Ma być prosto i skutecznie, dlatego warto jeszcze raz uświadomić sobie coś, co na pewno już wiemy:
1) Kursant, Uczeń, Student to też Człowiek, ma swoje obowiązki, problemy, pełni różne role społeczne. Zrób wszystko, co w Twojej mocy (a moc masz wielką!), żeby ogarnął, pojął i maksymalnie wykorzystał czas spotkania z Tobą podczas zajęć. Pamiętasz, jak pierwszy raz zostałeś sam na sam z nowym materiałem,  programem komputerowym, jak się czułeś? Naprawdę chcesz takiej dawki dezorientacji i trudu dla innych? Jestem pewna, że nie. Pamiętaj, że jesteś dobry, ponieważ wielokrotnie powtarzasz podobne treści.
2) Ufajmy sobie samym. Jeśli niepewnie czujemy się w swojej roli, nie jesteśmy pewni, co robimy, istnieje możliwość, że te emocje przełożymy na innych ludzi. Oczywiście nie chodzi tu o popadanie w skrajności, zgubne mniemanie o sobie lub naiwny rodzaj zadowolenia z siebie, ale o wyczucie kontekstu.
3) Pokaż zakres materiału z perspektywy horyzontalnej. Jeśli wskazujesz, że stoicie u stóp góry lodowej, jak chcesz na nią wejść i zaprowadzić ze sobą innych?
3) Mimo wszystko, kochaj to, co robisz. A jeśli nie możesz, bądź chociaż przyzwoity.
Boli mnie to, kiedy ludzie swoją pracę wykonują jak za karę. Nie chcę iść do takiego dentysty, fotografa, dać zarobić takiemu murarzowi czy sprzedawczyni.
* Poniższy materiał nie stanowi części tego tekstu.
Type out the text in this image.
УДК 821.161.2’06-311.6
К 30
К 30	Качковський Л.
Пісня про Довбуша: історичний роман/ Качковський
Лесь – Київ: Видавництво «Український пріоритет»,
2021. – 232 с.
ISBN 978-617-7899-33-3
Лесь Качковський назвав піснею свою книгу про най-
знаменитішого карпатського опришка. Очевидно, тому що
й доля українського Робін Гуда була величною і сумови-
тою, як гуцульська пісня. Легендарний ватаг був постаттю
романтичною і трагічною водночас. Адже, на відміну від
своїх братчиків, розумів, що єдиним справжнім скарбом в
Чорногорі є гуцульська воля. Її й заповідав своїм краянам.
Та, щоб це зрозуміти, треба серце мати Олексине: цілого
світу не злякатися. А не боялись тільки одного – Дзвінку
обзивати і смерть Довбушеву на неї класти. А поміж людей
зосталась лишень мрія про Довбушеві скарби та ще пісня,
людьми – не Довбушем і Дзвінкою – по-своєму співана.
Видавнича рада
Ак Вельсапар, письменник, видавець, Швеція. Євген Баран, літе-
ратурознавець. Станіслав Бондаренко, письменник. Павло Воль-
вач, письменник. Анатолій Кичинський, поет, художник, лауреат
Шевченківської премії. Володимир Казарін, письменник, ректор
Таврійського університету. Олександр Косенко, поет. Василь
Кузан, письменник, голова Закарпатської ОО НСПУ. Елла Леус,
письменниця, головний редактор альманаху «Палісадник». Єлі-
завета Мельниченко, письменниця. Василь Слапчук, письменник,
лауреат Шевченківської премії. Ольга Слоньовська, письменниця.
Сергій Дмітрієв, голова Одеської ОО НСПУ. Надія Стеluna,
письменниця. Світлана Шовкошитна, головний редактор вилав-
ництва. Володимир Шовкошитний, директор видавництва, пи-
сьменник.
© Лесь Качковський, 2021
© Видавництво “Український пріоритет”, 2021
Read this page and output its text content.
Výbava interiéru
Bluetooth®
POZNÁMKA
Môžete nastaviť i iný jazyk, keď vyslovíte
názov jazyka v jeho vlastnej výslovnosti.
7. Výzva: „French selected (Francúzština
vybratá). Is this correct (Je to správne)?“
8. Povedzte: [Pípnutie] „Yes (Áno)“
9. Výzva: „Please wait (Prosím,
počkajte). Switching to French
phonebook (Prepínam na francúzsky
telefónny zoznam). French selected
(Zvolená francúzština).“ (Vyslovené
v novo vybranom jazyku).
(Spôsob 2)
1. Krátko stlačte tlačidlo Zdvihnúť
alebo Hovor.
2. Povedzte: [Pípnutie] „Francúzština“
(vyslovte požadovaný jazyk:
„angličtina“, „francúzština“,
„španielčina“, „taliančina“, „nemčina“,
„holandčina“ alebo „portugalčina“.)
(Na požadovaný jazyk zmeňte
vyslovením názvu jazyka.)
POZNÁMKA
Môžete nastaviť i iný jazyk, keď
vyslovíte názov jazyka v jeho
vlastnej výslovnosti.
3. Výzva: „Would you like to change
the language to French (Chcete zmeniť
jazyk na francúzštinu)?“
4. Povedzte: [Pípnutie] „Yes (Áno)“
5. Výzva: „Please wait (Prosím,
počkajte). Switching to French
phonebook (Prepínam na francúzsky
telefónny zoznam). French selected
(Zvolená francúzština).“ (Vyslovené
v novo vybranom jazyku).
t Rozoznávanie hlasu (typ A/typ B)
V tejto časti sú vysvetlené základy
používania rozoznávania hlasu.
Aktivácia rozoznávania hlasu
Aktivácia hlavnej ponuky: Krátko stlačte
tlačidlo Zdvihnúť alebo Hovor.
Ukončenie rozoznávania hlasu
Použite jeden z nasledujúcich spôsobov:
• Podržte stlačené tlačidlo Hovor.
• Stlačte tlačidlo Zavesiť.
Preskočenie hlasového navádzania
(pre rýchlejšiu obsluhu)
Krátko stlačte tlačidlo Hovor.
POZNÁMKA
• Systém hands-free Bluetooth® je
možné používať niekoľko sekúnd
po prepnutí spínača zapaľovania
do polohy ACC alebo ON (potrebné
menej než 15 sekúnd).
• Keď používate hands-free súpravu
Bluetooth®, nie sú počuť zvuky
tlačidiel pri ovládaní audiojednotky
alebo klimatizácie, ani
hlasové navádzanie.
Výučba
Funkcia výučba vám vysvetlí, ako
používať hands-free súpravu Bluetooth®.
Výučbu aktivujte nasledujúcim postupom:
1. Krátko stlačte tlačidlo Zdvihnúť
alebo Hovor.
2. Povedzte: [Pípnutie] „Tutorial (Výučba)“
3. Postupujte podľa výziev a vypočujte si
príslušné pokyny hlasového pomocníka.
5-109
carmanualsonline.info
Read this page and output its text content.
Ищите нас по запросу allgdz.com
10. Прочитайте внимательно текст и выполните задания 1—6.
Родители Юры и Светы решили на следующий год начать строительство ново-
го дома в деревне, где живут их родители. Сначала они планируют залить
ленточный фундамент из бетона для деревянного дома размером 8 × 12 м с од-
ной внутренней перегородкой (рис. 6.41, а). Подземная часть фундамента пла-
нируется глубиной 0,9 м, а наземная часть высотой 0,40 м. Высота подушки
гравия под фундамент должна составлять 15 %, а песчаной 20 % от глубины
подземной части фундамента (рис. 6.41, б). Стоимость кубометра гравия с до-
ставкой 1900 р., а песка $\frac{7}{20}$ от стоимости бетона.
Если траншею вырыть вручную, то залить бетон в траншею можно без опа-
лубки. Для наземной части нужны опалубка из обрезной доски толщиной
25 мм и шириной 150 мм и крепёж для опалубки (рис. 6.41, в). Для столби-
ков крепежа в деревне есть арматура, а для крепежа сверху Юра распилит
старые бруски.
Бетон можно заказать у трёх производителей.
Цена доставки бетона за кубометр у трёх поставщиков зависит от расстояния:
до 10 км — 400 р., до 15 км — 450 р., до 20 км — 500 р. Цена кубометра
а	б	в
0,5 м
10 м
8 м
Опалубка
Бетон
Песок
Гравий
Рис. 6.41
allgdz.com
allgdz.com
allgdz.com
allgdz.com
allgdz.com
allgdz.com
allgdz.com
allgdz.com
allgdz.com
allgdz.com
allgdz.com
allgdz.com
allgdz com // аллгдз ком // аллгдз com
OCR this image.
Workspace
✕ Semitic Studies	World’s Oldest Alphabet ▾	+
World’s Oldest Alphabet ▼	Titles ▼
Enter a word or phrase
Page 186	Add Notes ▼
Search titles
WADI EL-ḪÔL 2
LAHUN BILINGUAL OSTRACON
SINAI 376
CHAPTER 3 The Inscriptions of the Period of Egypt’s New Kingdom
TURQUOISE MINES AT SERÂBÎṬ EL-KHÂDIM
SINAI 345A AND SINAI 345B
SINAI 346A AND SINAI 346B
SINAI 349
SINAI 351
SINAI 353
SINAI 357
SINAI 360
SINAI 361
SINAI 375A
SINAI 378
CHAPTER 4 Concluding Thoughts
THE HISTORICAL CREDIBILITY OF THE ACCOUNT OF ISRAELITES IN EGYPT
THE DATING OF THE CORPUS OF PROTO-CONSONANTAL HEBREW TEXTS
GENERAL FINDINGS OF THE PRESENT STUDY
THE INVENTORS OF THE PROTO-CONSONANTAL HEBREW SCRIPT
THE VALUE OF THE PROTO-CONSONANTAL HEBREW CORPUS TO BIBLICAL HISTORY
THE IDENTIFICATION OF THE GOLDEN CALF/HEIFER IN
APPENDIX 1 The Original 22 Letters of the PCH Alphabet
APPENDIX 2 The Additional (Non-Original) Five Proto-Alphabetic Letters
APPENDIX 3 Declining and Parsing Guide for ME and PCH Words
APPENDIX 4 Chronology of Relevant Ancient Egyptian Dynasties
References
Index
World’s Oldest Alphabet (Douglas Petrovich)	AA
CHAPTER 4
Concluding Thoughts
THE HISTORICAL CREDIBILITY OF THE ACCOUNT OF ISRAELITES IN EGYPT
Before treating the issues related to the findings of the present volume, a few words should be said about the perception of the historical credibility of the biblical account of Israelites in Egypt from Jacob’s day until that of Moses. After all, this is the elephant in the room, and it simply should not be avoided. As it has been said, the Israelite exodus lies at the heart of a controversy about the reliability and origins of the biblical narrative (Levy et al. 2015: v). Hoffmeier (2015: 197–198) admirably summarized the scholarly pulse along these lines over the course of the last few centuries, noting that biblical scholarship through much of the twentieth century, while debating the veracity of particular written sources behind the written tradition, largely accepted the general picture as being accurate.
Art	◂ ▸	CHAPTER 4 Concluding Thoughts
Każdy ma słabsze chwile, poza tym anturaż życiowy jest trudny, więc jeśli dodatkowo nie lubimy siebie, tego kim jesteśmy, odegramy te frustracje na innych, umniejszymy czyjąś wartość, może być niebezpiecznie. Trawa w ogródku sąsiada zawsze bardziej zielona – mawiają Anglicy.
4) Wymagaj od siebie, kombinuj w najlepszym tego słowa znaczeniu, szukaj prostych rozwiązań, epatuj przychylnością, okaż inteligencję emocjonalną.
5) Mów o tym, co najistotniejsze, najjaśniej jak możesz, zmuszaj do myślenia.
6) Oczekuj nieoczekiwanego i planuj.
To ty ożywiasz sztywne zapisy, reguły, wzory. Kreujesz, malujesz. Planuj jak podróż wykład, zajęcia, lekcje i bierz jednocześnie pod uwagę nieoczekiwane. Ostatecznie najlepiej improwizują ci, którzy mają solidny warsztat. Zadbaj najpierw o ramę.
7) Upraszczaj.
Prostolinijność, prostota to ogromne potencjały i wartości, które doceniał Daleki Wschód, obecnie także Stany Zjednoczone. Dlaczego? Na poziomie emocjonalnym, mentalnym wymagają wyzbycia się antropocentrycznego JA i zaakceptowania siebie samego jako części wielkiego projektu.

Podsumowując: W postmodernizmie nic nie jest oczywiste i na pewno, rzeczywistość mieni się, przypomina kalejdoskop. Po co jeszcze bardziej ten proces komplikować.